Dans une décision, rendue le 20 février dernier (CE, 5e et 6e chambres réunies, n° 493519), le Conseil d’État s’est prononcé sur le droit d’accès des ayants droit d’un patient décédé à une déclaration d’événement indésirable grave associé aux soins (EIGS). Il encadre cet accès afin de concilier transparence vis-à-vis des proches, respect du secret médical et protection des professionnels de santé.
Cette décision fait suite à une affaire concernant la demande d’une usagère adressée au CHU de Rennes, qui souhaitait obtenir la déclaration d’un EIGS en lien avec le décès de l’un de ses proches. L’établissement ayant opposé un refus, l’affaire a été portée devant le tribunal administratif qui, s’appuyant sur l’avis favorable de la Commission d’accès aux documents administratifs, a ordonné la communication du document, à condition qu’il soit anonymisé. Cette décision a ensuite été contestée par le CHU devant le Conseil d’État.

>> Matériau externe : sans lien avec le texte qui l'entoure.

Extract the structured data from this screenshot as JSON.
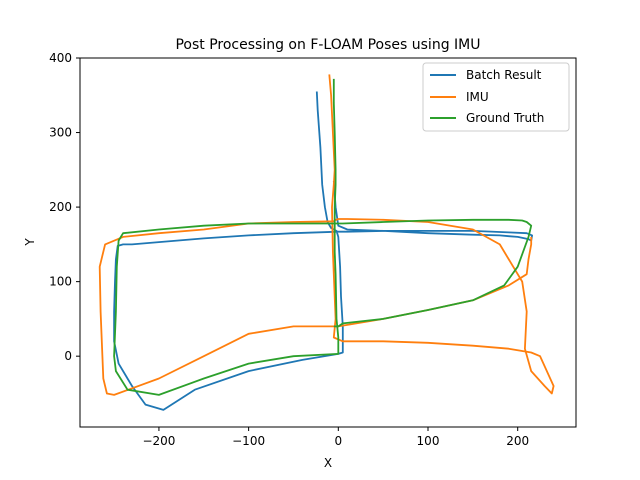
{
  "chart_data": {
    "type": "line",
    "title": "Post Processing on F-LOAM Poses using IMU",
    "xlabel": "X",
    "ylabel": "Y",
    "xlim": [
      -288,
      265
    ],
    "ylim": [
      -95,
      400
    ],
    "xticks": [
      -200,
      -100,
      0,
      100,
      200
    ],
    "xtick_labels": [
      "−200",
      "−100",
      "0",
      "100",
      "200"
    ],
    "yticks": [
      0,
      100,
      200,
      300,
      400
    ],
    "ytick_labels": [
      "0",
      "100",
      "200",
      "300",
      "400"
    ],
    "grid": false,
    "legend_position": "top-right",
    "series": [
      {
        "name": "Batch Result",
        "color": "#1f77b4",
        "x": [
          -24,
          -23,
          -20,
          -18,
          -15,
          -12,
          -8,
          -5,
          -2,
          0,
          2,
          3,
          5,
          5,
          0,
          -40,
          -100,
          -160,
          -195,
          -215,
          -230,
          -245,
          -250,
          -250,
          -249,
          -248,
          -246,
          -240,
          -230,
          -200,
          -150,
          -100,
          -50,
          0,
          10,
          50,
          100,
          150,
          190,
          210,
          216,
          215,
          212,
          200,
          190,
          180,
          150,
          100,
          50,
          10,
          0,
          -3,
          -5
        ],
        "y": [
          355,
          330,
          280,
          230,
          200,
          180,
          172,
          170,
          168,
          160,
          120,
          80,
          40,
          5,
          3,
          -5,
          -20,
          -45,
          -72,
          -65,
          -40,
          -10,
          20,
          60,
          100,
          130,
          148,
          150,
          150,
          153,
          158,
          162,
          165,
          167,
          167,
          168,
          168,
          168,
          166,
          165,
          162,
          155,
          157,
          160,
          161,
          162,
          163,
          165,
          168,
          170,
          175,
          200,
          235
        ]
      },
      {
        "name": "IMU",
        "color": "#ff7f0e",
        "x": [
          -10,
          -8,
          -6,
          -4,
          -5,
          -7,
          -6,
          -5,
          -3,
          -5,
          5,
          50,
          100,
          150,
          190,
          215,
          225,
          240,
          238,
          230,
          215,
          208,
          210,
          205,
          195,
          180,
          150,
          100,
          50,
          10,
          0,
          -2,
          -3,
          -4,
          -5,
          -50,
          -100,
          -150,
          -200,
          -240,
          -260,
          -266,
          -265,
          -263,
          -262,
          -258,
          -250,
          -200,
          -150,
          -100,
          -50,
          0,
          10,
          50,
          100,
          150,
          190,
          210,
          212,
          215,
          215
        ],
        "y": [
          378,
          350,
          300,
          250,
          230,
          200,
          140,
          110,
          50,
          25,
          20,
          20,
          18,
          14,
          10,
          5,
          0,
          -40,
          -50,
          -40,
          -20,
          10,
          60,
          100,
          120,
          150,
          170,
          180,
          183,
          184,
          184,
          183,
          183,
          182,
          181,
          180,
          178,
          170,
          165,
          160,
          150,
          120,
          60,
          0,
          -30,
          -50,
          -52,
          -30,
          0,
          30,
          40,
          40,
          42,
          50,
          62,
          75,
          95,
          110,
          130,
          150,
          160
        ]
      },
      {
        "name": "Ground Truth",
        "color": "#2ca02c",
        "x": [
          -5,
          -5,
          -4,
          -3,
          -3,
          -4,
          -4,
          -3,
          -2,
          0,
          0,
          -50,
          -100,
          -150,
          -200,
          -235,
          -248,
          -250,
          -248,
          -247,
          -245,
          -240,
          -200,
          -150,
          -100,
          -50,
          0,
          5,
          50,
          100,
          150,
          190,
          205,
          210,
          215,
          212,
          200,
          185,
          150,
          100,
          50,
          5,
          0,
          -2,
          -3,
          -4,
          -5
        ],
        "y": [
          372,
          340,
          300,
          250,
          230,
          200,
          140,
          110,
          50,
          25,
          3,
          0,
          -10,
          -30,
          -52,
          -45,
          -20,
          0,
          60,
          120,
          155,
          165,
          170,
          175,
          178,
          178,
          178,
          178,
          180,
          182,
          183,
          183,
          182,
          180,
          175,
          160,
          120,
          95,
          75,
          62,
          50,
          44,
          40,
          40,
          40,
          40,
          40
        ]
      }
    ]
  }
}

La position du Conseil d’État
- La haute juridiction rappelle que la déclaration d’un EIGS, en ce qu’elle contient des éléments liés à l’organisation des soins et à la gestion du risque, ne fait pas partie du dossier médical du patient. Elle échappe donc au régime spécifique de l’article L. 1111-7 du Code de la santé publique qui consacre le droit pour toute personne d’accéder à l’ensemble des informations médicales la concernant, détenues par des professionnels ou établissements de santé, dans des conditions précises de délai, de forme et sous certaines réserves liées à la protection de tiers ou à des situations spécifiques.

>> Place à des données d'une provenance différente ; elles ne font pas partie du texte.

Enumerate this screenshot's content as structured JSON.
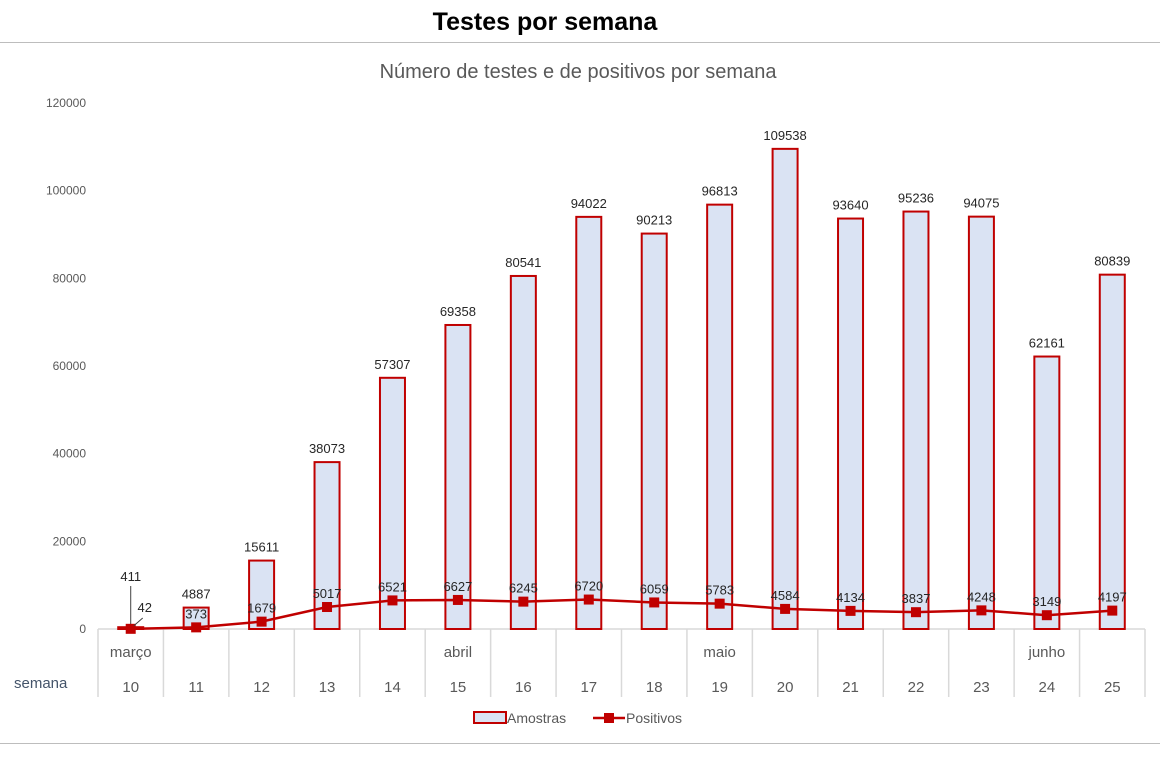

- Le régime applicable est celui prévu aux articles L. 300-1 et suivants du Code des relations entre le public et l’administration (CRPA). À ce titre, la communication peut être restreinte en cas d’atteinte au secret médical ou à la vie privée.
- En vertu de l’article R. 1413-68 du Code de la santé publique, les déclarations d’EIGS ne doivent pas comporter les nom, prénom, adresse ou date de naissance du patient ni l’identité des professionnels impliqués. La structure même de ces documents limite ainsi le risque de réidentification.
- Le Conseil d’État précise que la communication de la déclaration ne peut se faire qu’après occultation :
- de l’identité du déclarant,
- de l’adresse du lieu de survenue,
- et de toute information susceptible de porter atteinte à la vie privée ou au secret médical du patient, ou de nuire aux professionnels de santé par une appréciation subjective ou un jugement de valeur.
- Le Conseil rappelle que le patient, en tant que « personne intéressée » au sens de l’article L. 311-6 du Code des relations entre le public et de l’administration, ne peut se voir opposer le secret médical pour les données strictement médicales le concernant.
- En cas de décès, les ayants droit, le conjoint ou le partenaire pacsé peuvent bénéficier de ce droit de communication si les informations leur sont nécessaires.
Le Synerpa s’interroge désormais sur les conséquences que cet arrêt pourrait entraîner à l’avenir pour le secteur médico-social, et ne manquera pas de revenir vers vous pour en partager l’analyse et les suites possibles.